Congresso dos EUA acusa existência de bases secretas da China no Brasil
Relatório americano afirma que instalações brasileiras com participação chinesa podem servir a interesses militares e de inteligência.
Um relatório do Congresso dos Estados Unidos aponta que a China controlaria diversas bases e estações estratégicas na América do Sul, incluindo o Brasil.
O documento, elaborado pelo comitê da Câmara dos Representantes dos EUA sobre competição estratégica com a China, foi divulgado entre a noite de quinta-feira (26) e a madrugada de sexta-feira (27), no horário de Brasília. O texto detalha supostos ativos chineses espalhados pelo continente sul-americano.
Entre eles, destaca-se uma estação terrestre para lançamentos espaciais chineses no Brasil, chamada "Tucano Ground Station". No local, funciona a Alya Space, empresa brasileira do setor aeroespacial que, em parceria com a chinesa Beijing Tianlian Space Technology Co. Ltd., realiza análise de dados de satélites de monitoramento.
A startup brasileira planeja lançar a rede Alya-1, composta por satélites de baixa órbita e alta frequência, voltados para sensoriamento, monitoramento ambiental e gestão de commodities como agricultura, mineração, petróleo e gás.
No entanto, o relatório do Congresso dos EUA, intitulado "Atraindo a América Latina para a Órbita da China", sustenta que o projeto pode ser uma fachada para atividades clandestinas chinesas na região, visando interesses geopolíticos.
Em trecho dedicado à suposta base baiana, o relatório afirma que a localização exata da Estação Terrestre Tucano é desconhecida. Segundo o documento, um acordo de armazenamento e troca de dados operacionais por meio de antenas interconectadas poderia "aumentar a precisão do rastreamento, o Conhecimento da Situação Espacial (SSA) e a resiliência de comando de ativos espaciais civis e de defesa".

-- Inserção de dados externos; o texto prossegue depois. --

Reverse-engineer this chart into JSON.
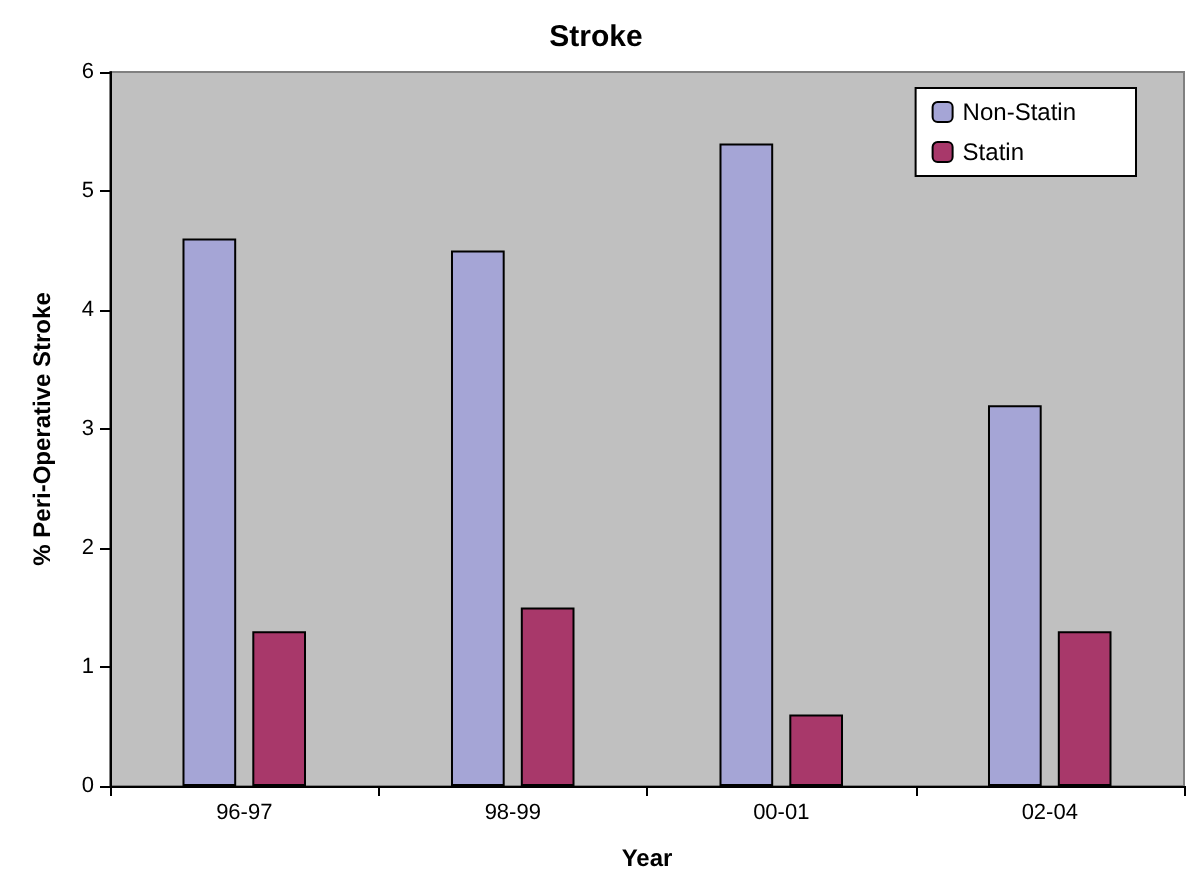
{
  "chart_data": {
    "type": "bar",
    "title": "Stroke",
    "xlabel": "Year",
    "ylabel": "% Peri-Operative Stroke",
    "categories": [
      "96-97",
      "98-99",
      "00-01",
      "02-04"
    ],
    "series": [
      {
        "name": "Non-Statin",
        "color": "#a5a5d6",
        "values": [
          4.6,
          4.5,
          5.4,
          3.2
        ]
      },
      {
        "name": "Statin",
        "color": "#a8386a",
        "values": [
          1.3,
          1.5,
          0.6,
          1.3
        ]
      }
    ],
    "ylim": [
      0,
      6
    ],
    "yticks": [
      0,
      1,
      2,
      3,
      4,
      5,
      6
    ],
    "grid": false,
    "legend": "top right"
  }
}
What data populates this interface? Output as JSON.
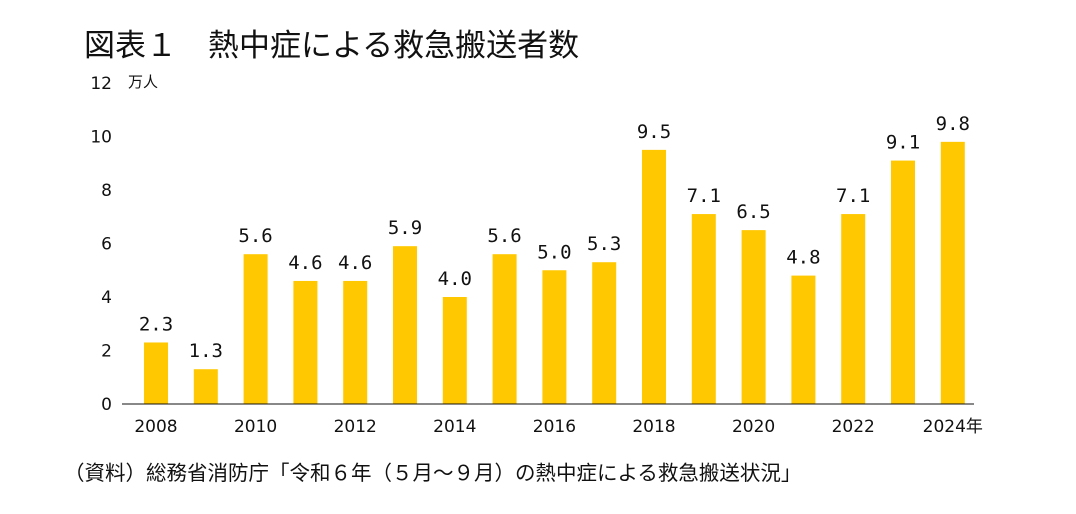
{
  "title": "図表１　熱中症による救急搬送者数",
  "source": "（資料）総務省消防庁「令和６年（５月～９月）の熱中症による救急搬送状況」",
  "colors": {
    "bar": "#FFC800",
    "axis": "#111111",
    "text": "#111111"
  },
  "chart_data": {
    "type": "bar",
    "title": "図表１　熱中症による救急搬送者数",
    "ylabel": "万人",
    "xlabel": "",
    "ylim": [
      0,
      12
    ],
    "yticks": [
      "0",
      "2",
      "4",
      "6",
      "8",
      "10",
      "12"
    ],
    "grid": false,
    "categories": [
      "2008",
      "2009",
      "2010",
      "2011",
      "2012",
      "2013",
      "2014",
      "2015",
      "2016",
      "2017",
      "2018",
      "2019",
      "2020",
      "2021",
      "2022",
      "2023",
      "2024"
    ],
    "xtick_labels": [
      "2008",
      "",
      "2010",
      "",
      "2012",
      "",
      "2014",
      "",
      "2016",
      "",
      "2018",
      "",
      "2020",
      "",
      "2022",
      "",
      "2024年"
    ],
    "values": [
      2.3,
      1.3,
      5.6,
      4.6,
      4.6,
      5.9,
      4.0,
      5.6,
      5.0,
      5.3,
      9.5,
      7.1,
      6.5,
      4.8,
      7.1,
      9.1,
      9.8
    ],
    "data_labels": [
      "2.3",
      "1.3",
      "5.6",
      "4.6",
      "4.6",
      "5.9",
      "4.0",
      "5.6",
      "5.0",
      "5.3",
      "9.5",
      "7.1",
      "6.5",
      "4.8",
      "7.1",
      "9.1",
      "9.8"
    ]
  }
}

O relatório também destaca que a Alya firmou um memorando com o Departamento de Ciência e Tecnologia da Força Aérea Brasileira, incluindo treinamento de militares em simulação de órbita e uso de antenas da Força Aérea como backup para o site Tucano. Para os parlamentares americanos, essa integração permitiria à China influenciar "a doutrina espacial militar brasileira".
Laboratório na Serra do Urubu (PA)
Outro projeto brasileiro citado é o laboratório de radioastronomia entre Brasil e China, localizado na Serra do Urubu, município de Aguiar, na Paraíba, inaugurado em 2023.
O laboratório resulta de parcerias entre o Instituto de Pesquisa em Rede de Comunicação da China Electronics Science and Technology (CESTNCRI) e as universidades federais de Campina Grande e da Paraíba.
Segundo as universidades, a colaboração tem foco em pesquisa em radioastronomia, tecnologias de observação do espaço profundo e planejamento de grandes projetos científicos.
O projeto, denominado BINGO (Observações de Oscilações Acústicas de Bárions em Gás Neutro), também envolve instituições da África do Sul, Reino Unido, Suíça e França.
Para as autoridades norte-americanas, porém, tais sistemas podem ter uso duplo, servindo à inteligência militar, SSA e rastreamento de alvos não cooperativos.
Além do Brasil, o relatório cita a existência de instalações chinesas em outros países da região:
"Pelo menos onze instalações espaciais ligadas à República Popular da China, compostas por estações terrestres, radiotelescópios e locais de Laser Ranging de Satélites, estão situadas na Argentina, Venezuela, Bolívia, Chile e Brasil. Os locais possuem capacidades de duplo uso e estão ligados a inúmeras entidades associadas ao Exército de Libertação Popular".